Music score

Background

Decreation resulted from artist and writer Lily Hibberd approaching Philip to provide music for "a very weird sound installation involving a counter-tenor, a Schoenberg score, and something akin to Goblin's Suspiria soundtrack as a backdrop to a 13-channel voiceover installation". The basic music tracks were recorded but the project never saw fruition due to lack of funding.

Credits

Text & direction - Lily Hibberd
Music - Philip Brophy
Vocalist - Dean Sky-Lucas

2009

Developed - project terminated

Overview

In Lily's words: "In 1912 Schoenberg premiered Pierrot Lunaire, a composition that set Albert Giraud’s poem of the same name to an atonal score. The text is delivered as Sprechstimme, or spoken word, a style that emphasised the male narrator’s voice (usually a soprano), and dramatised the relationship between voice and instrumentation in a combination that Schoenberg called ‘melodrama’. Pierrot Lunaire, or ‘Moonstruck Pierrot’, is a work of many contradictions; contrasting classical music form with a cabaret style, and progressive rock is arguably a contemporary incarnation of this blending of forms. Decreation melds corresponding elements of disphonic, atonal and classical structural design in its melange of Pierrot Lunaire’s vocal score with a prog rock composition especially created for the project.

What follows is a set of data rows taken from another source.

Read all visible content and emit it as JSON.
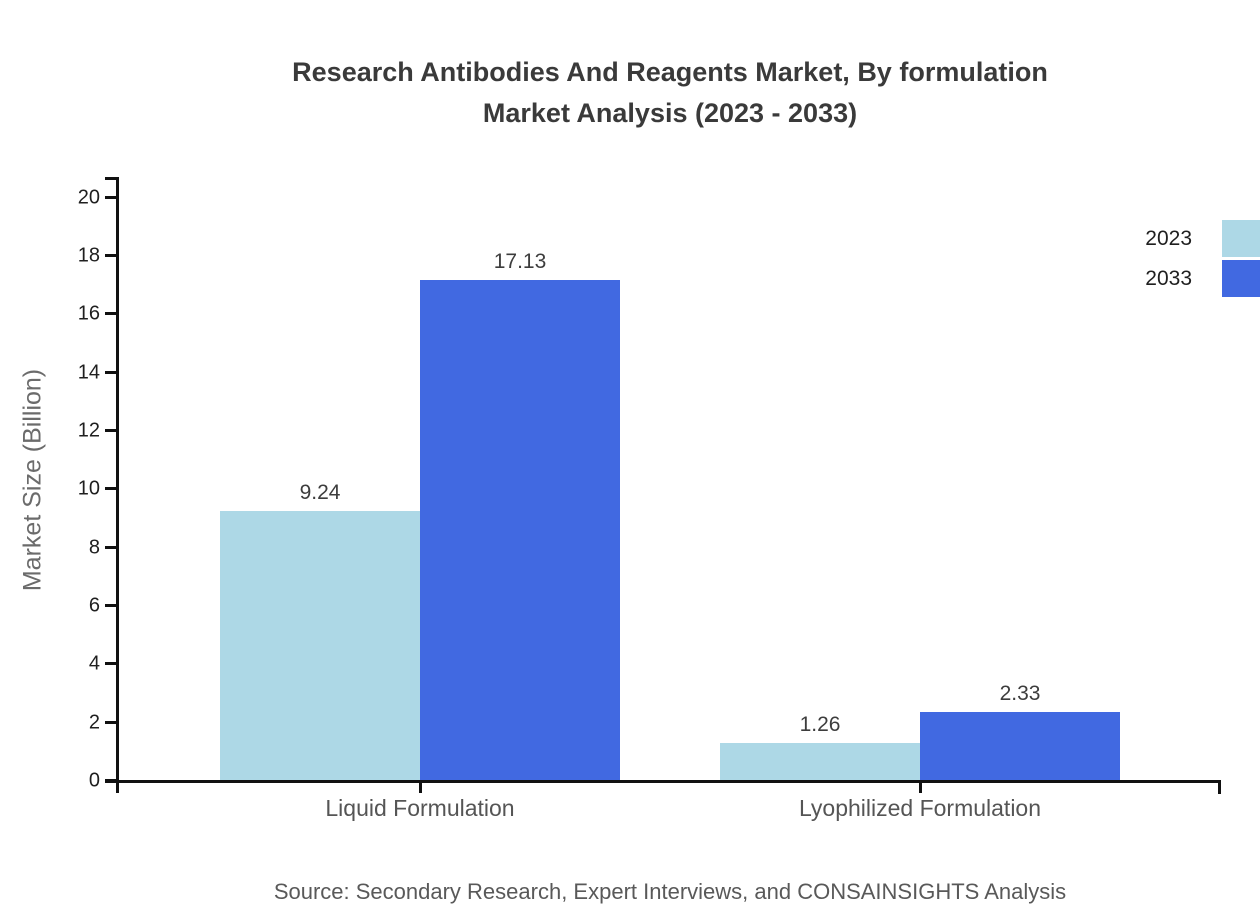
{
  "chart_data": {
    "type": "bar",
    "title_line1": "Research Antibodies And Reagents Market, By formulation",
    "title_line2": "Market Analysis (2023 - 2033)",
    "categories": [
      "Liquid Formulation",
      "Lyophilized Formulation"
    ],
    "series": [
      {
        "name": "2023",
        "color": "#ADD8E6",
        "values": [
          9.24,
          1.26
        ]
      },
      {
        "name": "2033",
        "color": "#4169E1",
        "values": [
          17.13,
          2.33
        ]
      }
    ],
    "value_labels": [
      "9.24",
      "17.13",
      "1.26",
      "2.33"
    ],
    "xlabel": "",
    "ylabel": "Market Size (Billion)",
    "ylim": [
      0,
      20
    ],
    "yticks": [
      0,
      2,
      4,
      6,
      8,
      10,
      12,
      14,
      16,
      18,
      20
    ],
    "grid": false,
    "legend_position": "top-right",
    "source_note": "Source: Secondary Research, Expert Interviews, and CONSAINSIGHTS Analysis",
    "axis_color": "#111111",
    "text_colors": {
      "title": "#3a3a3a",
      "tick_labels": "#1f1f1f",
      "value_labels": "#3d3d3d",
      "category_labels": "#555555",
      "axis_label": "#6b6b6b",
      "source": "#595959"
    }
  }
}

The thematic tendency of both these musical styles is toward the mythical and the cosmic, and these universal concerns underpin Decreation too. The title of this work is drawn from the practical philosophy of French theologian Simone Weil. In Gravity and Grace Weil used the term ‘decreation’ to describe a kind of liberation through a form of undoing, saying ‘We participate in the creation of the world by decreating ourselves’. These themes pervade the music and lyrics of Decreation." .

Technical

The initial work developed for Decreation entailed first recording Dean singing a passage Lily had selected and edited from Weil's text. These words were sung to Schoenberg's Sprechstimme score from Pierrot Lunaire. This idea of Lily's was central to the concept and method of fusing the two texts. Following this session, a new atonal composition was cpmposed to match the pitch and phrasing of Dean's vocals. One version of this resulting track was performed on piano; a second version was recorded with bass and keyboards. Finally, a series of digital abstractions of Dean's solo singing were constructed, each providing a granular vocality that evoked a human singing as well as non-human utterances and glossolalia.